Em simultâneo, daquele que se tornou o lugar turístico imagem de marca de Tobago, o seu pontão dotado de telhado de colmo.
Detemo-nos na base. Apreciamos e a fotografamos as Caraíbas imaculadas em redor.
Dois rapazes saem da sombra do coqueiral. Propõem-nos que nos juntemos ao passeio seguinte de um barco glass bottom ali sediado.
Agradecemos, mas recusamos. Em vez, caminhamos praia acima. Até ao lugar exacto do Pigeon Point e para o lado de lá da península.
Um conjunto multinacional de banhistas, em boa parte forasteiros norte-americanos, britânicos e de outras partes da Europa, banham-se, dormitam, bronzeiam-se em distintos tons do Caribe.
Vão ao bar-restaurante “Renmars”.
Voltam com cervejas “Carib”, rum punches, mojitos e bebidas tropicais afins. Um núcleo particular de veraneantes emborca-as no bar, de olhos postos em partidas de futebol exibidas em TVs.
Tudo parece normal e pacífico. Como acontece, amiúde, nestes confins das velhas Índias Ocidentais, a realidade foi imposta por uns poucos poderosos, para privilégio de outros tantos.
Pigeon Point: a Génese Ornitológica
Crê-se que o nome Pigeon Point teve origem no início do século XIX. Por essa altura, cobria a península um mato tropical denso. Essa vegetação sobreviveu a sucessivos furações e tempestades.
Em, 1887, não resistiu aos planos coloniais de transformação numa plantação de coqueiros.

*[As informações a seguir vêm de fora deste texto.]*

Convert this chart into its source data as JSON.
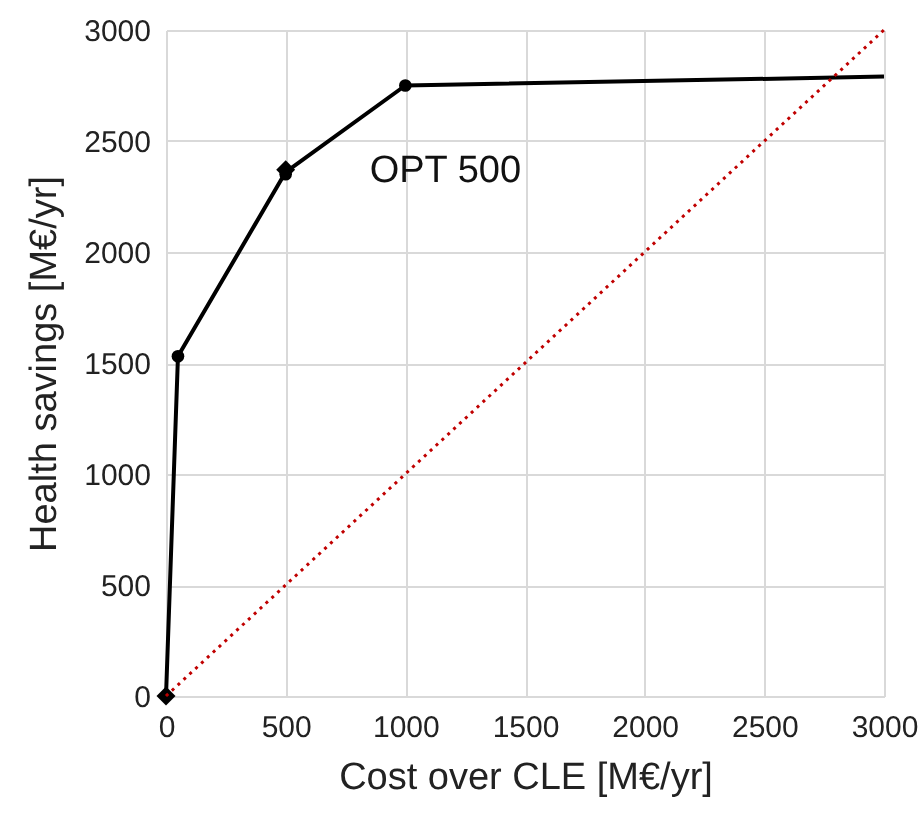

Assistiu o processo, um capataz, James Kirk de seu nome. Ora, Kirk também era um ávido ornitólogo, autor do guia “List of Birds of Tobago”. Num período prévio à desflorestação, constatou que grandes bandos de pombos selvagens por ali habitavam e nidificavam.
Com o tempo, o seu entusiasmo e testemunho deram origem ao baptismo.

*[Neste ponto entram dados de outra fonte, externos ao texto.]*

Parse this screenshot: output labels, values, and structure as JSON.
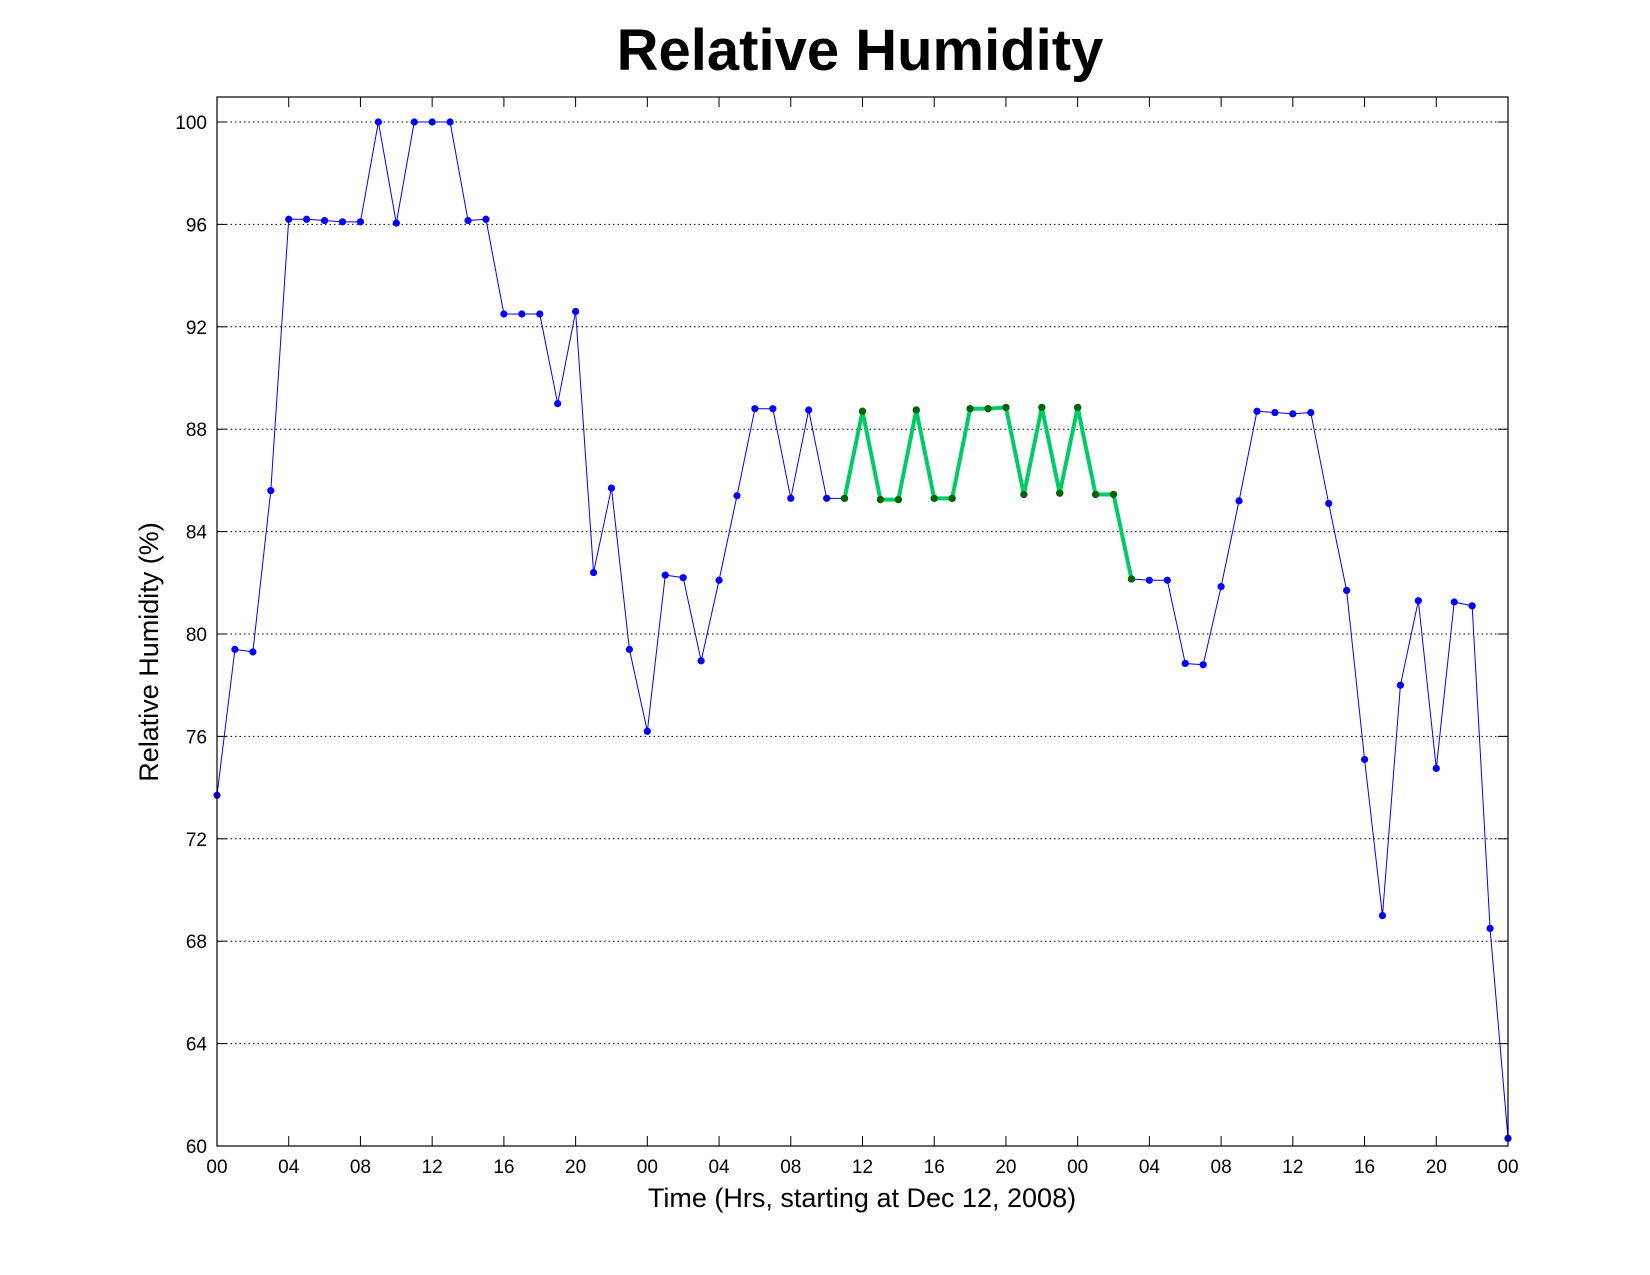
{
  "chart_data": {
    "type": "line",
    "title": "Relative Humidity",
    "xlabel": "Time (Hrs, starting at Dec 12, 2008)",
    "ylabel": "Relative Humidity (%)",
    "xlim": [
      0,
      72
    ],
    "ylim": [
      60,
      100
    ],
    "grid": "y-dotted",
    "x_tick_values": [
      0,
      4,
      8,
      12,
      16,
      20,
      24,
      28,
      32,
      36,
      40,
      44,
      48,
      52,
      56,
      60,
      64,
      68,
      72
    ],
    "x_tick_labels": [
      "00",
      "04",
      "08",
      "12",
      "16",
      "20",
      "00",
      "04",
      "08",
      "12",
      "16",
      "20",
      "00",
      "04",
      "08",
      "12",
      "16",
      "20",
      "00"
    ],
    "y_ticks": [
      60,
      64,
      68,
      72,
      76,
      80,
      84,
      88,
      92,
      96,
      100
    ],
    "series": [
      {
        "color": "#0000ff",
        "line_width": 1,
        "x": [
          0,
          1,
          2,
          3,
          4,
          5,
          6,
          7,
          8,
          9,
          10,
          11,
          12,
          13,
          14,
          15,
          16,
          17,
          18,
          19,
          20,
          21,
          22,
          23,
          24,
          25,
          26,
          27,
          28,
          29,
          30,
          31,
          32,
          33,
          34,
          35,
          36,
          37,
          38,
          39,
          40,
          41,
          42,
          43,
          44,
          45,
          46,
          47,
          48,
          49,
          50,
          51,
          52,
          53,
          54,
          55,
          56,
          57,
          58,
          59,
          60,
          61,
          62,
          63,
          64,
          65,
          66,
          67,
          68,
          69,
          70,
          71,
          72
        ],
        "values": [
          73.7,
          79.4,
          79.3,
          85.6,
          96.2,
          96.2,
          96.15,
          96.1,
          96.1,
          100,
          96.05,
          100,
          100,
          100,
          96.15,
          96.2,
          92.5,
          92.5,
          92.5,
          89,
          92.6,
          82.4,
          85.7,
          79.4,
          76.2,
          82.3,
          82.2,
          78.95,
          82.1,
          85.4,
          88.8,
          88.8,
          85.3,
          88.75,
          85.3,
          85.3,
          88.7,
          85.25,
          85.25,
          88.75,
          85.3,
          85.3,
          88.8,
          88.8,
          88.85,
          85.45,
          88.85,
          85.5,
          88.85,
          85.45,
          85.45,
          82.15,
          82.1,
          82.1,
          78.85,
          78.8,
          81.85,
          85.2,
          88.7,
          88.65,
          88.6,
          88.65,
          85.1,
          81.7,
          75.1,
          69,
          78,
          81.3,
          74.75,
          81.25,
          81.1,
          68.5,
          60.3
        ],
        "marker_color": "#0000ff"
      },
      {
        "color": "#00cc66",
        "line_width": 4,
        "x": [
          35,
          36,
          37,
          38,
          39,
          40,
          41,
          42,
          43,
          44,
          45,
          46,
          47,
          48,
          49,
          50,
          51
        ],
        "values": [
          85.3,
          88.7,
          85.25,
          85.25,
          88.75,
          85.3,
          85.3,
          88.8,
          88.8,
          88.85,
          85.45,
          88.85,
          85.5,
          88.85,
          85.45,
          85.45,
          82.15
        ],
        "marker_color": "#006600"
      }
    ]
  }
}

À medida que as autoridades de Trinidad e Tobago viram a importância turística de Tobago intensificar-se, procuraram nacionalizar e gerir os lugares com maior potencial da ilha.
E a Polémica que Perdura
O Pigeon Point pertencia, desde 2005, a um conglomerado poderoso.
O governo viu-se obrigado a despender uma pequena fortuna (em redor de 15 milhões de euros) para o adquirir.
Por esse valor, a promessa foi cumprida e, como era devido, o Pigeon Point transformado em Heritage Park.
A controvérsia adveio e subsiste entre os habitantes, de, terminado esse processo, as autoridades terem imposto um preço à entrada na península, barrando o seu uso pela camada mais humilde da população de Scarborough que se passou a ver limitada à longa, mas quase sempre repleta de barcos de pesca, Swallow Beach.
Com o crepúsculo a insinuar-se, inauguramos um arrastado regresso à casa de Scarborough.
No pontão do Pigeon Point, já contra o fundo alaranjado do horizonte, o barco glass bottom voltava da sua derradeira navegação contemplativa.
Desembarcava passageiros encantados.
À Swallow Beach, por sua vez, retornavam barcos de pesca, carregados com o peixe que alimenta a cidade.
No meio das embarcações, banhistas persistentes prolongavam o repouso balnear.
A Swallow Beach mantinha uma água morna que, por enquanto, nem eles nem os incontáveis pelicanos, tinham que pagar.